Off the Crossbar: A competitive culture

While the United States has one of the world’s most successful capitalist economies, its sports leagues take a surprisingly egalitarian approach. Each of the four main leagues has a draft every year that rewards the worst teams from the previous season by giving them higher picks. There is practically no financial penalty for bad performance.

But in almost every other professional soccer league in the world, poor performances are punished, rather than rewarded. Rather, the worst three teams in the league are relegated to the second division. Continued poor performance can lead to a downward spiral of relegation and sometimes even bankruptcy. There is no draft where bad teams can turn their franchise around by acquiring a transformational talent, so teams actually try to win every single game. In the English Premier League, the only thing that is rewarded is success. With success comes financial rewards, allowing a club to attract talent.

Financial support also comes from the owners of clubs, whose influence cannot be understated. One only needs to look at the impact of Roman Abramovich at Chelsea or Sheikh Mansour at Manchester City. By pumping millions of pounds into their respective clubs, these owners were able to acquire talented players and expedite the rebuilding process for their teams. Now, City and Chelsea are two of England’s “Big Six.”

In 2016, Leicester City pulled off one of the greatest upsets in sporting history to win the Premier League. Its odds to win before the season were at a staggering 5000-to-1. Before and since, though, the Big Six clubs (City, Chelsea, Tottenham, Arsenal, Liverpool and Manchester United) have dominated the league. This campaign, for the third consecutive time, these six will occupy the top slots in the league table. But while Leicester hasn’t broken into that upper echelon, its success in 2016 helped provide security to the club.

Many forget the Foxes were mired in the relegation zone for much of the 2014–15 season before dramatically winning seven of their last nine games. Claudio Ranieri then worked his magic with the squad to lead them to the title the following season. The club received a lot of money for winning, which it reinvested into building a stronger squad, and the Foxes have now become a solid mid-table side — one that doesn’t have to worry about relegation on a yearly basis. It may seem unspectacular, but Leicester’s success on the field was the key to its financial stability.
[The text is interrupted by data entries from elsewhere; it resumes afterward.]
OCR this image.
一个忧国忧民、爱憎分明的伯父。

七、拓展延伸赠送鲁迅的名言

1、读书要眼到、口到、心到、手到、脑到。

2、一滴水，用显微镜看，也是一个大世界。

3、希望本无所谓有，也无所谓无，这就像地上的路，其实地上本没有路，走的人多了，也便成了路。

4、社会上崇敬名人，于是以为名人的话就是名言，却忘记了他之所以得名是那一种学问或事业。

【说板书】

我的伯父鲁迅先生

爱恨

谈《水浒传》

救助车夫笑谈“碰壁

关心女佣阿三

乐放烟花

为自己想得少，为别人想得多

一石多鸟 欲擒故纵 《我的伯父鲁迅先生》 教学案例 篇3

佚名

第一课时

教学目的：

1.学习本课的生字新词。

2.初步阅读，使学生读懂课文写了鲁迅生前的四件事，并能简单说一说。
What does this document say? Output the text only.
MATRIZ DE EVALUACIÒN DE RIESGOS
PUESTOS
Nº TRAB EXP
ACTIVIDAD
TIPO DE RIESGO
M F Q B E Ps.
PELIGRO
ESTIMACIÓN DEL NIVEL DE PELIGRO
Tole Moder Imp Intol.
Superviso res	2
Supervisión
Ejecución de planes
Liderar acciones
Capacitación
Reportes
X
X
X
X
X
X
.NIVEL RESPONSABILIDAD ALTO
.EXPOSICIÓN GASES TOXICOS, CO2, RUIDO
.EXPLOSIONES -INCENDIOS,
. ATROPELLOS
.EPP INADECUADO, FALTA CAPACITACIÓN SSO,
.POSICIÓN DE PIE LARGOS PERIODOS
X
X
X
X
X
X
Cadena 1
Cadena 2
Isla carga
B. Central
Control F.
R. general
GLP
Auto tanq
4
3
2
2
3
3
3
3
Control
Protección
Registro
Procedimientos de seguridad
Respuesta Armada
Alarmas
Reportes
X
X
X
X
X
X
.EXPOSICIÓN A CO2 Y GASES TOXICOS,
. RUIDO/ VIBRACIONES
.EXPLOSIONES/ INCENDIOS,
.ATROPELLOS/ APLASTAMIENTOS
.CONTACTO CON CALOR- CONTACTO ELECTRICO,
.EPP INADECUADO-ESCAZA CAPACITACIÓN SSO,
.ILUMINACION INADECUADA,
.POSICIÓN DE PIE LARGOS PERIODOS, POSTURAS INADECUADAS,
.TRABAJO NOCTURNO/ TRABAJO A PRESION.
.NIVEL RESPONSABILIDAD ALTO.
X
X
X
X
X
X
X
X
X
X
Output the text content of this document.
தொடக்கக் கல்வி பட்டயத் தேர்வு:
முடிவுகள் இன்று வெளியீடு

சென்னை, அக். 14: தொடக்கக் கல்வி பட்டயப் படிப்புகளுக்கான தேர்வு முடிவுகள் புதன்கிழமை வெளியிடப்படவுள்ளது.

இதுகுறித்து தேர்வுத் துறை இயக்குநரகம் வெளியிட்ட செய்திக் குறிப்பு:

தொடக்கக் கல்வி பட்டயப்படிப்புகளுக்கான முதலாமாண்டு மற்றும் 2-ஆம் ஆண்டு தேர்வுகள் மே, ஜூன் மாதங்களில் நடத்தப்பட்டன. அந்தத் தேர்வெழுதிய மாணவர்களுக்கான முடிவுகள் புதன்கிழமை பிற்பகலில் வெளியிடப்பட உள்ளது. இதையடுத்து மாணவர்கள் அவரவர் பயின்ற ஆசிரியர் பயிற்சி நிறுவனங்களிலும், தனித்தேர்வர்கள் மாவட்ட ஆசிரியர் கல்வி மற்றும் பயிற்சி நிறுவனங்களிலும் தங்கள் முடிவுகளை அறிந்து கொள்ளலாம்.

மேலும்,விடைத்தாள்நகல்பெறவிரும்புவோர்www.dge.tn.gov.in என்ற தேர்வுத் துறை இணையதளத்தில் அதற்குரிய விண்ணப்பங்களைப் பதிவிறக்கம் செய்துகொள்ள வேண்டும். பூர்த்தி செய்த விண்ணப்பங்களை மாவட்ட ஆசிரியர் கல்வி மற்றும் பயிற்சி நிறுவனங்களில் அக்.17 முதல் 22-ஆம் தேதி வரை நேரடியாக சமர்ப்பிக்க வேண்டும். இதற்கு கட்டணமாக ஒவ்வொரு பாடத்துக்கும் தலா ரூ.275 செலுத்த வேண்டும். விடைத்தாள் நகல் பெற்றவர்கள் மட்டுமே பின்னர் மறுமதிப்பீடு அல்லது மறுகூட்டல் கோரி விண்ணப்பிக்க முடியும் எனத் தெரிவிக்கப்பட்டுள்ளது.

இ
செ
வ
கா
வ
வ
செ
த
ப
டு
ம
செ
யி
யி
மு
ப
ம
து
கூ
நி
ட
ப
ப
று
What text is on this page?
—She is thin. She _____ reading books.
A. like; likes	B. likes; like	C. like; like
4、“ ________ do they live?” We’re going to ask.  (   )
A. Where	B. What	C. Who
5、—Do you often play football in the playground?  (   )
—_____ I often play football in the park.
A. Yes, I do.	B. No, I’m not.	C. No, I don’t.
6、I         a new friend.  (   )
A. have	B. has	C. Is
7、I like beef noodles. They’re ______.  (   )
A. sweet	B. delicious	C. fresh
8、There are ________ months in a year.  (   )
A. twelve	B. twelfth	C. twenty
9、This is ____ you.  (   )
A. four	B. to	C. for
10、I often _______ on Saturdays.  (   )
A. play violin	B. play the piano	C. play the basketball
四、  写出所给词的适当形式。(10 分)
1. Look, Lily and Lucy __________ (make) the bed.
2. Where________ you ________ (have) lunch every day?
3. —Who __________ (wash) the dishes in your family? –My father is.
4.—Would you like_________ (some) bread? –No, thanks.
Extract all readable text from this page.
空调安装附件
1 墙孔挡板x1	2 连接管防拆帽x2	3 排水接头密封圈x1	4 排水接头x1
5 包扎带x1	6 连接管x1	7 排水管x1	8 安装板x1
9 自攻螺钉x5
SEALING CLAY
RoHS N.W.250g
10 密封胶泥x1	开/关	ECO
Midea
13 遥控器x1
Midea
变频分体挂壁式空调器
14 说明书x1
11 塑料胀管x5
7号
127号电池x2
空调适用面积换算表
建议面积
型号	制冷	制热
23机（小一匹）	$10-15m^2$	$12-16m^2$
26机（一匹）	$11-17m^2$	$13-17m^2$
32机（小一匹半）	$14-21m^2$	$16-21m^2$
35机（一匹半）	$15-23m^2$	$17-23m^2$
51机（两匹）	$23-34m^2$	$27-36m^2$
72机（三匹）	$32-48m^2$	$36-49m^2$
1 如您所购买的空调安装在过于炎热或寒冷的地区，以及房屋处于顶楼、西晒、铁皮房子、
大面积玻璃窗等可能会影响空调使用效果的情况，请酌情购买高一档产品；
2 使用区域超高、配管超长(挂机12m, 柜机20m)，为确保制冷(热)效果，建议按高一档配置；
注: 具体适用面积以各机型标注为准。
Similarly, Wolves have been the story of the league this season as they made their return to the English top flight. Using the award money from winning the Championship, manager Nuno Espirito Santo made the right signings and has his side firmly in the race for “Best of the Rest” outside the top six.

At a time when many American sports franchises have started losing games intentionally to get draft picks the next year, the Premier League has managed to uphold its standing as the most competitive league in the world, while still giving underdogs like Leicester and Wolves chances to succeed.